The wills must be signed in the presence of two witnesses, not related to you or named in the wills. If your state has adopted a self-proving affidavit statute, a state specific self-proving affidavit is also included and requires the presence of a notary public to sign the wills.
Law Summary - West Virginia Mutual Wills Package with Last Wills and Testaments for Married Couple with Minor Children
Note: This summary is not intended to be an all-inclusive discussion of the law of wills in West Virginia, but does contain basic and other information. This summary does not include a discussion of handwritten wills. Who may make will: Every person 18 years of age or older and of sound mind, may make a will. 41-1-1.
Who may not make will: No person of unsound mind, or under the age of eighteen years, shall be capable of making a will. 41-1-2.
Execution and witnesses No will shall be valid unless it be in writing and signed by the testator.
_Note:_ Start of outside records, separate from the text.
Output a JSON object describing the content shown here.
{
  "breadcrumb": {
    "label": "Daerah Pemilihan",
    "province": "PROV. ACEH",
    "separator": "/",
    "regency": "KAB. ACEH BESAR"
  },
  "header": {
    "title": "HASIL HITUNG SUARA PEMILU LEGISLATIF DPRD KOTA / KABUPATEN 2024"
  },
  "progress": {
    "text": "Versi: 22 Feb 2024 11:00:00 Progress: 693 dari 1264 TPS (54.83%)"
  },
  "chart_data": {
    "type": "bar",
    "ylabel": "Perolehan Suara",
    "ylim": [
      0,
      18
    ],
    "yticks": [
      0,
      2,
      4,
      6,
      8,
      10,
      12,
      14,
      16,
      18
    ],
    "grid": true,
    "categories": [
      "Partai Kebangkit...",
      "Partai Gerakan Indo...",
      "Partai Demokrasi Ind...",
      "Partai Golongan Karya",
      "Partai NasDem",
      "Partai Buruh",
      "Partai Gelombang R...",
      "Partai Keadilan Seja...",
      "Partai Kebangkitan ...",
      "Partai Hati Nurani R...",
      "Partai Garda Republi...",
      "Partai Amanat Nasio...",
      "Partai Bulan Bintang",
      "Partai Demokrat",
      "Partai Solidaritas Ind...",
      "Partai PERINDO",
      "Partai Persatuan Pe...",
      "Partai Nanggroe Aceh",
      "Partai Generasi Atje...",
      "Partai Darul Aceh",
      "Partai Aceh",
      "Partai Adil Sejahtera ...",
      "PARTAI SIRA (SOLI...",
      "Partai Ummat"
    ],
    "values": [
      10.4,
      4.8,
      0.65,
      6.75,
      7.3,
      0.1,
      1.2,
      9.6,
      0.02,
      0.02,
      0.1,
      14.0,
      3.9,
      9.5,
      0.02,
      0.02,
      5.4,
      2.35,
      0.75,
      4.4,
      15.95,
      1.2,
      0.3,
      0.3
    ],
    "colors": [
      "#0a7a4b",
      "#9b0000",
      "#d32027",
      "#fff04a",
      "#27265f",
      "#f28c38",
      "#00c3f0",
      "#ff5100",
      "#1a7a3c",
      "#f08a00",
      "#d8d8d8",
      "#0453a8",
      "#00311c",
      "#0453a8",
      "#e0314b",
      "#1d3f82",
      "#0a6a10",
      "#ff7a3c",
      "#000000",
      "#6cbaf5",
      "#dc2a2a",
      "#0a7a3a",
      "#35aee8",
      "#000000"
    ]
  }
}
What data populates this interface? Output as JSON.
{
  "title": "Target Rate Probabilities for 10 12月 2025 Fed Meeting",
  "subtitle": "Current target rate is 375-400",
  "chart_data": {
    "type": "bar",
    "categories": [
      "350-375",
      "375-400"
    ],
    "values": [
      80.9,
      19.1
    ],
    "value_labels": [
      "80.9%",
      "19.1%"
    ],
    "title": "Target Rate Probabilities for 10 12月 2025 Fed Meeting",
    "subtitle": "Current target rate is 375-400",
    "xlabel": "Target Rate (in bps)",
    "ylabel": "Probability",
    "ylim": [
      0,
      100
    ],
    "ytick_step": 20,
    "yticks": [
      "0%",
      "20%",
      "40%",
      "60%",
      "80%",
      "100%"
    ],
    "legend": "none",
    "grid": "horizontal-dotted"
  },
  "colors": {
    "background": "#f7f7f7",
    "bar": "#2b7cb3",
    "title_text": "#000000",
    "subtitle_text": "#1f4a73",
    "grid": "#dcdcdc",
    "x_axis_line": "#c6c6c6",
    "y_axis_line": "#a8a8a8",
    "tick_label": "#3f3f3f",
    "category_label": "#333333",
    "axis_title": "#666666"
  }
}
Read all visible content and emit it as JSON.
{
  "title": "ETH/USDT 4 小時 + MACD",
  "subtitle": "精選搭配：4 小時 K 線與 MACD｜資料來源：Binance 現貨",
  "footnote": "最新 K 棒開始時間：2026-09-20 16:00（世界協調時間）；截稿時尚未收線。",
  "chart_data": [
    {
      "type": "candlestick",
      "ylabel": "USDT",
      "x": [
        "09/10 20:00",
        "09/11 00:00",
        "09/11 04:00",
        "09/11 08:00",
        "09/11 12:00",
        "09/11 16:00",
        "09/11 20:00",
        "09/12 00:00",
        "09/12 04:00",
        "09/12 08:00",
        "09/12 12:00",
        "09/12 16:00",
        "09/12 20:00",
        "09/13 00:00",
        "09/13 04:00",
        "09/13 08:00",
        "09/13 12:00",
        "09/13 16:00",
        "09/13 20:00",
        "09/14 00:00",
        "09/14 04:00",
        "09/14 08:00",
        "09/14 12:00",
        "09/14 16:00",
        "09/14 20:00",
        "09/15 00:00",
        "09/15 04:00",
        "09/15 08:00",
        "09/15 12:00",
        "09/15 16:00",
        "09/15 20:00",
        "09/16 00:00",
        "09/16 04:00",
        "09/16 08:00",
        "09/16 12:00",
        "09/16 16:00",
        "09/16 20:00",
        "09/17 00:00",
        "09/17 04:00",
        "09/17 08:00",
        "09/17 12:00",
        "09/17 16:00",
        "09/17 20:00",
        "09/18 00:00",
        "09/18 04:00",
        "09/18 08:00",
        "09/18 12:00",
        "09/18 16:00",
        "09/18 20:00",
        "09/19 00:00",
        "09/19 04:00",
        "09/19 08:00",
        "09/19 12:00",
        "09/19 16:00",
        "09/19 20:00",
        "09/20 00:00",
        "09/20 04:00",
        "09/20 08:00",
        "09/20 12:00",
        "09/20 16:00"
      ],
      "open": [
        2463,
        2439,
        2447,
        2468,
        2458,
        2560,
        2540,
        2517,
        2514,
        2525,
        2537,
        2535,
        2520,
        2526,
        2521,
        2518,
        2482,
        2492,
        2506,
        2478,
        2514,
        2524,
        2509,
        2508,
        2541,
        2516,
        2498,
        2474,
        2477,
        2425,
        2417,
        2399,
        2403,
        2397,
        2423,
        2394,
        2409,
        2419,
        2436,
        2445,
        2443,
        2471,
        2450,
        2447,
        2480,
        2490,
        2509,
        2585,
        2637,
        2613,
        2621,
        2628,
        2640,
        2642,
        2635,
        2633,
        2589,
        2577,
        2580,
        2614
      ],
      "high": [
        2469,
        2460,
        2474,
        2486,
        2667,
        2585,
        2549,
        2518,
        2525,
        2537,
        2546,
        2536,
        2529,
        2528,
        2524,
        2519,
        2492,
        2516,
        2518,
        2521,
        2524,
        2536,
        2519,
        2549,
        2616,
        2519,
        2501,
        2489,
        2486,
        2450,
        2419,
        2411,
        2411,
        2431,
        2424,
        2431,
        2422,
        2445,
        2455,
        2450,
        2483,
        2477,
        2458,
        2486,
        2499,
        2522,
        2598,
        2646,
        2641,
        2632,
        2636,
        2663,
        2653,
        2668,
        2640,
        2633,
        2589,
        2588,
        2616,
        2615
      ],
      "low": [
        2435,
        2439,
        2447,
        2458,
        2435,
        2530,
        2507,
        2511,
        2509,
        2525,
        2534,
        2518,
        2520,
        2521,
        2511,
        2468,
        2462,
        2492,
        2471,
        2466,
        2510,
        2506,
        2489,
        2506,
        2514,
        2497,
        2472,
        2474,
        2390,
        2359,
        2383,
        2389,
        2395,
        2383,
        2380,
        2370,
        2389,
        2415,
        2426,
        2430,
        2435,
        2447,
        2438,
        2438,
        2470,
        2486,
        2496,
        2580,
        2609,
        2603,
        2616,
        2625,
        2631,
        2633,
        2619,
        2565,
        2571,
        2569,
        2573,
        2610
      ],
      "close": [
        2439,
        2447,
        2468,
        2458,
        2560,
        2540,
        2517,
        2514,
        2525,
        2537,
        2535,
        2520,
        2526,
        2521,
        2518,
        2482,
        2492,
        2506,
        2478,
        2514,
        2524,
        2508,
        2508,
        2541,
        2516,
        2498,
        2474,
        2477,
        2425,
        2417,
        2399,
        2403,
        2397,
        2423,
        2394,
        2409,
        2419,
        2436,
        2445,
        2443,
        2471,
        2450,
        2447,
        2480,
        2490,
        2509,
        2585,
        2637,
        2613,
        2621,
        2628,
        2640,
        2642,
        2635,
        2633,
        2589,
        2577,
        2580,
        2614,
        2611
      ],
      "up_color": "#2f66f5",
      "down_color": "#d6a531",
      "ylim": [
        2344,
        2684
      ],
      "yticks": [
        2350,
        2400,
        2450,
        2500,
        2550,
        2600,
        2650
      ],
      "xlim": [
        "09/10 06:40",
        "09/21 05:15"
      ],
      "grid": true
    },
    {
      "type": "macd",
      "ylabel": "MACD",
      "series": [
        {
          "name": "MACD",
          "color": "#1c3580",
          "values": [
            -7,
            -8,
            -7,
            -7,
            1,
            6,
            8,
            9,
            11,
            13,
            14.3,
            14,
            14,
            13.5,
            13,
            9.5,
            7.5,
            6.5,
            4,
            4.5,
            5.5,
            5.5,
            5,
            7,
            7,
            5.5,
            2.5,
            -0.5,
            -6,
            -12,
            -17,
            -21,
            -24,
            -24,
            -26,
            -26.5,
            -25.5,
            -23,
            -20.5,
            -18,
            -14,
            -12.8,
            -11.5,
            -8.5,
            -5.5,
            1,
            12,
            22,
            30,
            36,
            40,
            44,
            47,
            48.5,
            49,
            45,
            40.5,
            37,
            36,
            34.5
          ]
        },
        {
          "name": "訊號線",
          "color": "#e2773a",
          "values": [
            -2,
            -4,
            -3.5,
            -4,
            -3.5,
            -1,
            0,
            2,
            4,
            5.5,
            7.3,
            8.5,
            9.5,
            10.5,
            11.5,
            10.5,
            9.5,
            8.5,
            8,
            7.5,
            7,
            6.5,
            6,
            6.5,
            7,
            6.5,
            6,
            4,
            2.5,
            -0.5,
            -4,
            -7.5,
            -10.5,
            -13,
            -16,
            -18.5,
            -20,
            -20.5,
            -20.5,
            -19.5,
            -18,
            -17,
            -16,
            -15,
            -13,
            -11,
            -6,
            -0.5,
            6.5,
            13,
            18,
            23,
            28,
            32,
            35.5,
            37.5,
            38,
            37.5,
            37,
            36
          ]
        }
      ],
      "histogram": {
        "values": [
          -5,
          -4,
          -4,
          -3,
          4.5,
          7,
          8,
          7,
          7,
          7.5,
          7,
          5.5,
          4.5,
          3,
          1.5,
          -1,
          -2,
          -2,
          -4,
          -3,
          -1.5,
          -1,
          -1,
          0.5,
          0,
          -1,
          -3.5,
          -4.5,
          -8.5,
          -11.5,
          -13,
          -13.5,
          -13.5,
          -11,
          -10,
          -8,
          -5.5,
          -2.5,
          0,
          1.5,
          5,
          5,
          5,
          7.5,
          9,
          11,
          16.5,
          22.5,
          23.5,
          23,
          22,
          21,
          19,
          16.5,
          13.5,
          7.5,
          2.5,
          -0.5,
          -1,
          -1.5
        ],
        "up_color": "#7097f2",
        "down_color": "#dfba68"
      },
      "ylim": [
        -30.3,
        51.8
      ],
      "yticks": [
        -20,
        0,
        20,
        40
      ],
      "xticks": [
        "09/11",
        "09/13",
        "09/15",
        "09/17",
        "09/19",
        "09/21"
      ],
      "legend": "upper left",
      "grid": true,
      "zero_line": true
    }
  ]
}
The signature shall be made by him in the presence of at least two competent witnesses, present at the same time; and such witnesses shall subscribe the will in the presence of the testator, and of each other, but no form of attestation shall be necessary. 41-1-3.
Revocation by divorce; no revocation by other changes of circumstances: If after executing a will the testator is divorced or his marriage annulled, the divorce or annulment revokes any disposition or appointment of property made by the will to the former spouse, any provision conferring a general or special power of appointment on the former spouse, and any nomination of the former spouse as executor, trustee, conservator, or guardian, unless the will expressly provides otherwise. 41-1-6.
Revocation generally: A will or codicil may be revoked by a subsequent will or codicil, or by some writing declaring an intention to revoke the same, and executed in the manner in which a will is required to be executed. A will may also be revoked by the testator, or some person in his presence and by his direction, cutting, tearing, burning, obliterating, canceling or destroying the same, or the signature thereto, with the intent to revoke. 41-1-7.
Competency of witnesses who are beneficiaries: If a will is witnessed by a person who is also to receive property under the will, the will is not invalid. However, the provision in the will to that witness, or his or her spouse, shall be void except to the extent that the witness would have received the property by intestate succession laws. 41-2-1.
Creditors may be witnesses: A creditor is not prohibited from being a witness for or against the will. 41-2-2.
Executor may be witness: An executor of a will is not prohibited from being a witness for or against the will. 41-2-3.